The point-of-sale display ban on tobacco products – approved in Parliament in March – takes effect on August 1, 2017.
Retailers have a one-year grace period before the ban goes into effect, a joint statement by the Ministry of Health (MOH) and the Health Sciences Authority (HSA) on Thursday (July 28) said.
MOH has beefed up tobacco control measures in a bid to protect public health and reduce tobacco consumption, particularly among younger Singaporeans.
These include previously announced amendments to the Tobacco (Control of Advertisements and Sale) Act on Monday (Aug 1), such as bans on emerging tobacco products and shisha.
MOH said the point-of-sale display ban on tobacco products aims to reduce the exposure of non-smokers, especially among the young, to the advertising effect of tobacco product displays.

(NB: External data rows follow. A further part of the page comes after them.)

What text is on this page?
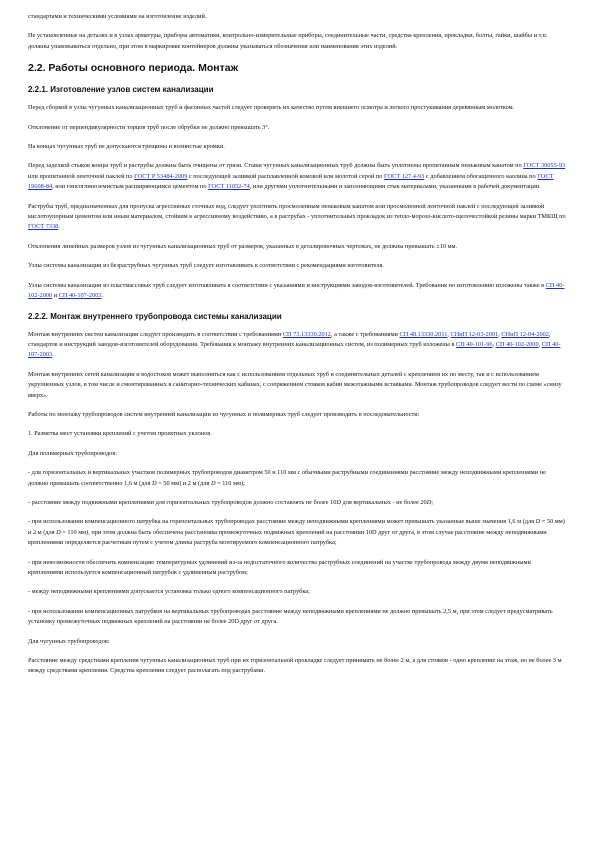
стандартами и техническими условиями на изготовление изделий.

Не установленные на деталях и в узлах арматуры, приборы автоматики, контрольно-измерительные приборы, соединительные части, средства крепления, прокладки, болты, гайки, шайбы и т.п. должны упаковываться отдельно, при этом в маркировке контейнеров должны указываться обозначения или наименования этих изделий.

2.2. Работы основного периода. Монтаж
2.2.1. Изготовление узлов систем канализации

Перед сборкой в узлы чугунных канализационных труб и фасонных частей следует проверить их качество путем внешнего осмотра и легкого простукивания деревянным молотком.

Отклонение от перпендикулярности торцов труб после обрубки не должно превышать 3°.

На концах чугунных труб не допускаются трещины и волнистые кромки.

Перед заделкой стыков концы труб и раструбы должны быть очищены от грязи. Стыки чугунных канализационных труб должны быть уплотнены пропитанным пеньковым канатом по ГОСТ 30055-93 или пропитанной ленточной паклей по ГОСТ Р 53484-2009 с последующей заливкой расплавленной комовой или молотой серой по ГОСТ 127.4-93 с добавлением обогащенного каолина по ГОСТ 19608-84, или гипсоглиноземистым расширяющимся цементом по ГОСТ 11052-74, или другими уплотнительными и заполняющими стык материалами, указанными в рабочей документации.

Раструбы труб, предназначенных для пропуска агрессивных сточных вод, следует уплотнять просмоленным пеньковым канатом или просмоленной ленточной паклей с последующей заливкой кислотоупорным цементом или иным материалом, стойким к агрессивному воздействию, а в раструбах - уплотнительных прокладок из тепло-морозо-кислото-щелочестойкой резины марки ТМКЩ по ГОСТ 7338.

Отклонения линейных размеров узлов из чугунных канализационных труб от размеров, указанных в деталировочных чертежах, не должны превышать ±10 мм.

Узлы системы канализации из безраструбных чугунных труб следует изготавливать в соответствии с рекомендациями изготовителя.

Узлы системы канализации из пластмассовых труб следует изготавливать в соответствии с указаниями и инструкциями заводов-изготовителей. Требования по изготовлению изложены также в СП 40-102-2000 и СП 40-107-2003.

2.2.2. Монтаж внутреннего трубопровода системы канализации

Монтаж внутренних систем канализации следует производить в соответствии с требованиями СП 73.13330.2012, а также с требованиями СП 48.13330.2011, СНиП 12-03-2001, СНиП 12-04-2002, стандартов и инструкций заводов-изготовителей оборудования. Требования к монтажу внутренних канализационных систем, из полимерных труб изложены в СП 40-101-96, СП 40-102-2000, СП 40-107-2003.

Монтаж внутренних сетей канализации и водостоков может выполняться как с использованием отдельных труб и соединительных деталей с креплением их по месту, так и с использованием укрупненных узлов, в том числе и смонтированных в санитарно-технических кабинах, с сопряжением стояков кабин межэтажными вставками. Монтаж трубопроводов следует вести по схеме «снизу вверх».

Работы по монтажу трубопроводов систем внутренней канализации из чугунных и полимерных труб следует производить в последовательности:

1. Разметка мест установки креплений с учетом проектных уклонов.

Для полимерных трубопроводов:

- для горизонтальных и вертикальных участков полимерных трубопроводов диаметром 50 и 110 мм с обычными раструбными соединениями расстояние между неподвижными креплениями не должно превышать соответственно 1,6 м (для D = 50 мм) и 2 м (для D = 110 мм);

- расстояние между подвижными креплениями для горизонтальных трубопроводов должно составлять не более 10D для вертикальных - не более 20D;

- при использовании компенсационного патрубка на горизонтальных трубопроводах расстояние между неподвижными креплениями может превышать указанные выше значения 1,6 м (для D = 50 мм) и 2 м (для D = 110 мм), при этом должна быть обеспечена расстановка промежуточных подвижных креплений на расстоянии 10D друг от друга, в этом случае расстояние между неподвижными креплениями определяется расчетным путем с учетом длины раструба монтируемого компенсационного патрубка;

- при невозможности обеспечить компенсацию температурных удлинений из-за недостаточного количества раструбных соединений на участке трубопровода между двумя неподвижными креплениями используется компенсационный патрубок с удлиненным раструбом;

- между неподвижными креплениями допускается установка только одного компенсационного патрубка;

- при использовании компенсационных патрубков на вертикальных трубопроводах расстояние между неподвижными креплениями не должно превышать 2,5 м, при этом следует предусматривать установку промежуточных подвижных креплений на расстоянии не более 20D друг от друга.

Для чугунных трубопроводов:

Расстояние между средствами крепления чугунных канализационных труб при их горизонтальной прокладке следует принимать не более 2 м, а для стояков - одно крепление на этаж, но не более 3 м между средствами крепления. Средства крепления следует располагать под раструбами.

It also hopes to help current smokers attempting to quit by minimising impulse purchases of tobacco products.
General tobacco retailers will be required to use plain, undecorated storage devices to keep tobacco products within their premises out of the direct line of sight of the public and potential customers.
A text-only price list, which must fulfil MOH’s requirements, may be shown, but only upon customers’ request.
MOH noted that globally, there has been a marked increase in the popularity of e-cigarettes, especially among young people.
The amended Act extends existing restrictions on e-cigarettes to include newer varieties which do not necessarily bear a physical resemblance to cigarettes or other tobacco products.
The component parts of such products will also be banned to prevent retailers from importing them and reassembling them locally for sale.
Existing prohibitions on advertisements for tobacco products will also be extended to cover advertising for e-cigarettes and similar products.
The ban on advertising for tobacco products, e-cigarettes and similar products will also be extended to advertisements published electronically, MOH said.
Advertisements and sales promotions originating from Singapore, whether targeting local or foreign audiences, and advertisements from outside Singapore which can be accessed by people in Singapore, will now be banned.
Customer loyalty programmes and promotional schemes involving tobacco products are also not allowed.
A ban on emerging tobacco products first imposed in June last year will now be extended to include the likes of nasal snuff, oral snuff and gutkha.
From Monday, the grace period for importers and retailers on the ban on shisha – first imposed in November 2014 – comes to an end.
Existing licensed tobacco importers and retailers who import or sell shisha will be prohibited from importing, wholesaling or retailing the product.
MOH said that any person who contravenes either the ban on emerging tobacco products or the ban on shisha can be fined up to $10,000, imprisoned up to six months, or both.
In the case of a second or subsequent conviction, they could face a fine of up to $20,000, imprisonment of up to 12 months, or both.
Members of the public who have information on the import, distribution, sale or offer for sale of emerging tobacco products or shisha can call the reporting line at 6684 2036 or 6684 2037 during office hours.
MOH said it remains committed to lowering smoking prevalence in Singapore through a multi-pronged approach towards tackling tobacco use. This, it said, includes public education, restrictions on tobacco advertising, easy access to smoking cessation services and taxation.